Housing type was assessed by asking participants the question – “do you live in a house, a duplex, a building with three or more units, or in a mobile home” (California Health Interview Survey, 2016, p. 6). They were also asked to state which type of residency status they held in their homes. Two options were available: renting or owning a home. Housing type will be operationalized for this study by finding out if there is a relationship between the different types of household ownership (renting or owning a home) and the dependent variable, which is asthma. This analysis will be undertaken to understand whether there is a correlation between homeowners and asthma incidences, or whether there is a relationship between the number of people who rent a house and asthma. This analysis would aid in understanding whether housing types affect asthma incidences (Harring & Blozis, 2014).

Caring neighbors

Caring neighbors, as a covariate, was assessed by asking participants to respond to this question – “tell me if you strongly agree, agree, disagree, or strongly disagree with the following statement: people in my neighborhood are willing to help each other” (California Health Interview Survey, 2016, p. 6). Participants were also asked to respond to two statements: “people in this neighborhood do not get along with each other” and “you can count on adults in this neighborhood to watch out that children are safe” (UCLA Center for Health Policy Research, 2017, p. 9). Caring neighbors will be operationalized for this study by examining the number of people who trust their neighbors. This variable will be operationalized this way because trust is a significant indicator of people’s ability to care for their neighbors (Depaoli, 2013; De Mutsert, Sun, Willett, Hu, & Van Dam, 2014).

References

Bakk, Z., Tekle, B., & Vermunt, J. (2013).

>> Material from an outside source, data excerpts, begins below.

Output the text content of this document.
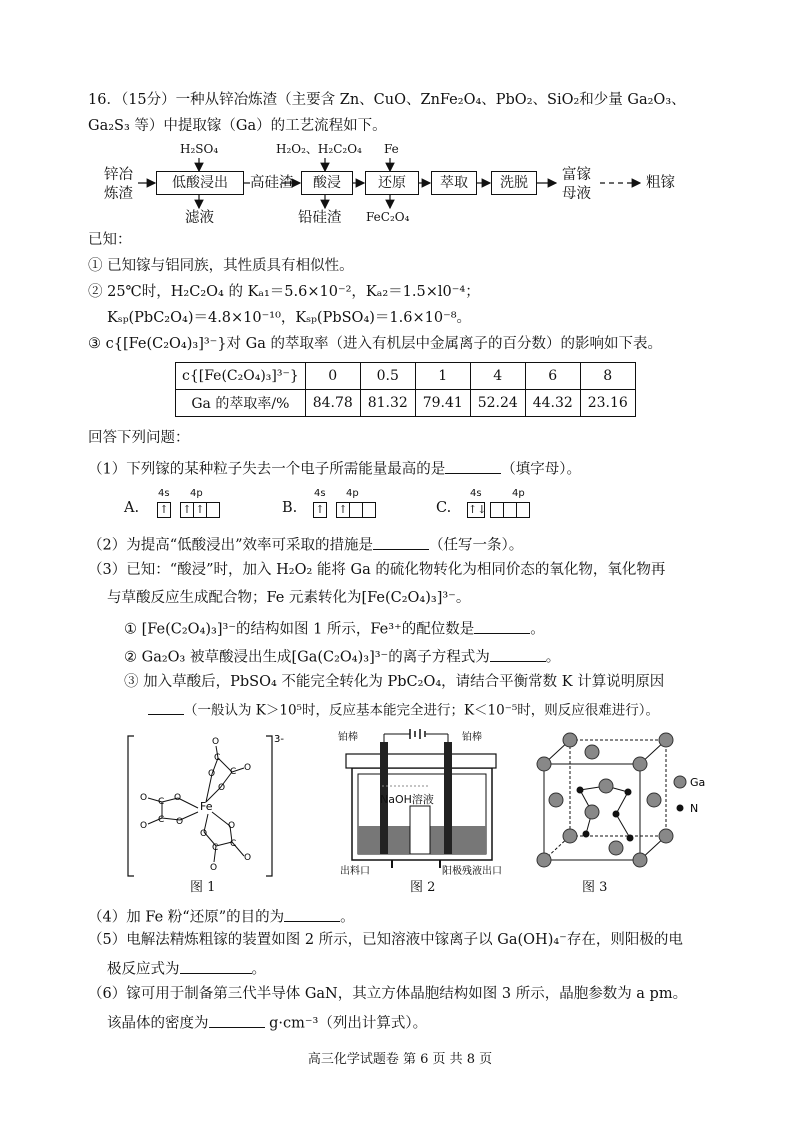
16．（15分）一种从锌冶炼渣（主要含 Zn、CuO、ZnFe₂O₄、PbO₂、SiO₂和少量 Ga₂O₃、
Ga₂S₃ 等）中提取镓（Ga）的工艺流程如下。
锌冶
炼渣
H₂SO₄
低酸浸出
滤液
高硅渣
H₂O₂、H₂C₂O₄
酸浸
铅硅渣
Fe
还原
FeC₂O₄
萃取	洗脱	富镓
母液
粗镓
已知：
① 已知镓与铝同族，其性质具有相似性。
② 25℃时，H₂C₂O₄ 的 Kₐ₁＝5.6×10⁻²，Kₐ₂＝1.5×l0⁻⁴；
Kₛₚ(PbC₂O₄)＝4.8×10⁻¹⁰，Kₛₚ(PbSO₄)＝1.6×10⁻⁸。
③ c{[Fe(C₂O₄)₃]³⁻}对 Ga 的萃取率（进入有机层中金属离子的百分数）的影响如下表。
c{[Fe(C₂O₄)₃]³⁻}	0	0.5	1	4	6	8
Ga 的萃取率/%	84.78	81.32	79.41	52.24	44.32	23.16
回答下列问题：
（1）下列镓的某种粒子失去一个电子所需能量最高的是	（填字母）。
A.
4s 4p
↑ ↑ ↑	B.
4s 4p
↑ ↑	C.
4s	4p
↑↓
（2）为提高“低酸浸出”效率可采取的措施是	（任写一条）。
（3）已知：“酸浸”时，加入 H₂O₂ 能将 Ga 的硫化物转化为相同价态的氧化物，氧化物再
与草酸反应生成配合物；Fe 元素转化为[Fe(C₂O₄)₃]³⁻。
① [Fe(C₂O₄)₃]³⁻的结构如图 1 所示，Fe³⁺的配位数是	。
② Ga₂O₃ 被草酸浸出生成[Ga(C₂O₄)₃]³⁻的离子方程式为	。
③ 加入草酸后，PbSO₄ 不能完全转化为 PbC₂O₄，请结合平衡常数 K 计算说明原因
（一般认为 K＞10⁵时，反应基本能完全进行；K＜10⁻⁵时，则反应很难进行）。
3-
Fe
O
O
C
C
O
O
O
O
C
C
O
O
O
O
C C
O
O
图 1
NaOH溶液
铂棒	铂棒
出料口	阳极残液出口
图 2
Ga
N
图 3
（4）加 Fe 粉“还原”的目的为	。
（5）电解法精炼粗镓的装置如图 2 所示，已知溶液中镓离子以 Ga(OH)₄⁻存在，则阳极的电
极反应式为	。
（6）镓可用于制备第三代半导体 GaN，其立方体晶胞结构如图 3 所示，晶胞参数为 a pm。
该晶体的密度为	g·cm⁻³（列出计算式）。
高三化学试题卷 第 6 页 共 8 页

Estimating the association between latent class membership and external variables using bias-adjusted three-step approaches. Sociological Methodology, 43(1), 272-311.

Clarke, P., Sastry, N., Duffy, D., & Ailshire, J. (2014). Accuracy of self-reported versus measured weight over adolescence and young adulthood: Findings from the national longitudinal study of adolescent health, 1996–2008. American Journal of Epidemiology, 180(2), 153-159.

De Mutsert, R., Sun, Q., Willett, W., Hu, B., & Van Dam, R. (2014). Overweight in early adulthood, adult weight change, and risk of type 2 diabetes, cardiovascular diseases, and certain cancers in men: A cohort study. American Journal of Epidemiology, 17(9), 1353-1365.

Depaoli, S. (2013). Mixture class recovery in GMM under varying degrees of class separation: Frequentist versus Bayesian estimation. Psychological Methods, 18(1), 186-219.

Harring, R., & Blozis, S. (2014). Fitting correlated residual error structures in nonlinear mixed-effects models using Sas Proc Nlmixed. Behavior Research Methods, 46(1), 372-384.

Morgan, J., Collins, C., Plotnikoff, C., Callister, R., Burrows, T., Fletcher, R.,… Lubans, D. (2014). The “Healthy Dads, Healthy Kids” community randomized controlled trial: A community-based healthy lifestyle program for fathers and their children. Preventive Medicine, 61(1), 90-99. Web.